LAS VEGAS — It turns out that satellite communications, just like anything else that relies upon computers and communications, are hackable. And that is pretty scary, since satellite communications systems are usually very expensive and are part of much larger and life-critical systems such as aircraft.
That was the gist of a talk by Ruben Santamarta, a security researcher at IOActive, at the Black Hat security conference in Las Vegas. As alarming as that sounds, Santamarta said he was able to discover a number of vulnerabilities related to satellite communications that had varying degrees of importance. That includes hacking into an aircraft’s system using in-flight Wi-Fi services.
“It doesn’t mean we can crash an aircraft,” Santamarta said. “But we can access the system through Wi-Fi networks.
Aircraft, for instance, can use multiple types of communications as backup systems. Satellite communications take place either in space or on the ground. Santamarta’s investigation focused on ground-based communications. Sectors that use it include maritime, industrial, military, aerospace, entertainment, and media.
Santamarta looked into vulnerabilities including hard-coded credentials, maintenance backdoors, insecure protocols, and undocumented protocols. He found that multiple manufacturers created their own vulnerabilities by the the use of hard-code log-in credentials, which give a service technician the ability to access any piece of equipment with the same login and password. Hackers can discover those passwords and use them to gain access to the equipment.
“Lots of vendors are affected,” Santamarta said.
Among those mentioned in his talk were Iridium, Hughes, Harris, Cobham, JRC, Inmarsat, and Thuraya. Iridium told Santamarta that the hack he suggested wasn’t possible. Back in April, Santamarta published a 25-page paper describing some of the problems.
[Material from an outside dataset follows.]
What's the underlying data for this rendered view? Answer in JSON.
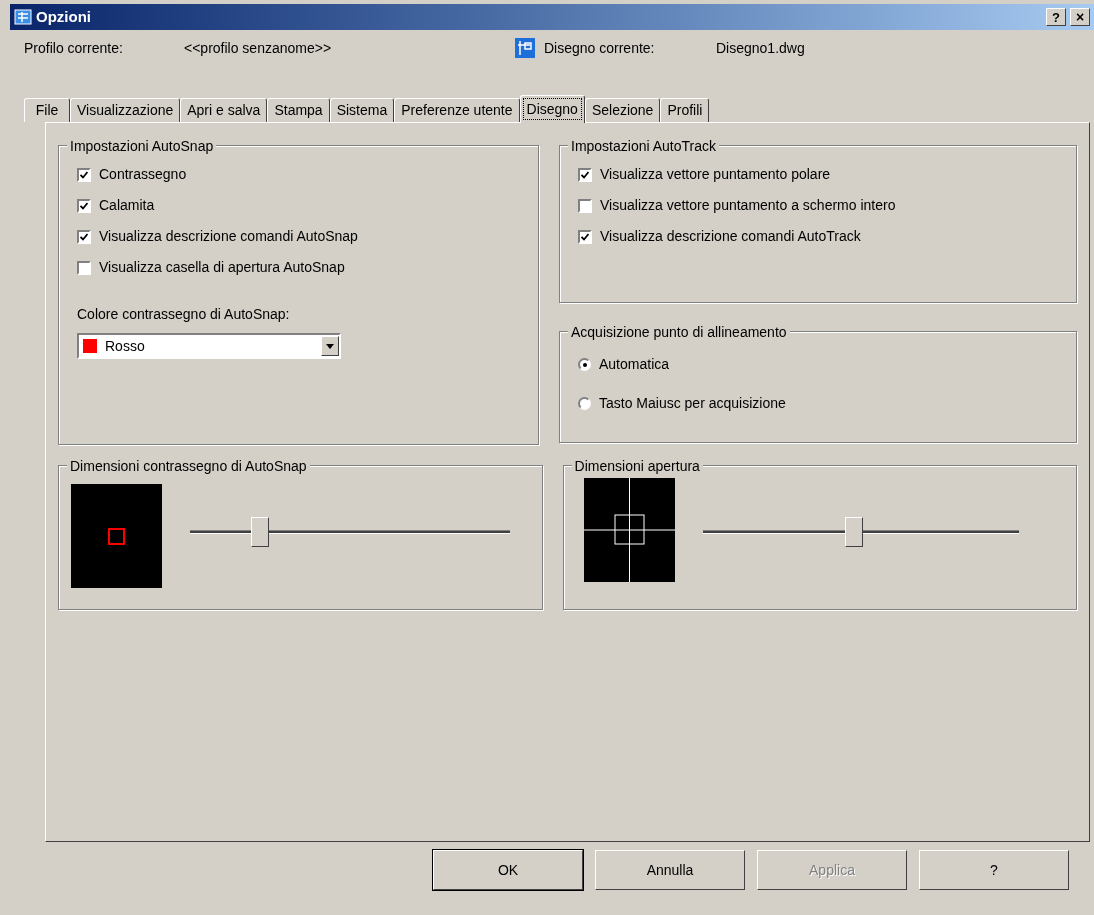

“We are exposing all of the devices that we looked at previously in a white paper,” Santamarta said.
One serious problem: Santamarta showed how it was possible to use an in-flight Wi-Fi network to break into a plane’s avionics equipment. Normally, such networks are used to send entertainment to seats or to enable satellite-based Internet browsing at 30,000 feet. Santamarta has tried this in a lab but not in a real plane.
The Federal Aviation Administration considers the possibility of network hacking serious enough that it has told aircraft makers to make sure that entertainment systems and flight control systems run on completely different networks with different levels of security, Santamarta said.
Although the risks of compromised networks are high, Santamarta said the networks themselves did not have much built-in security. Once you compromise a password and are inside, you can pretty much do anything.
“Once you are in, it is game over,” he said.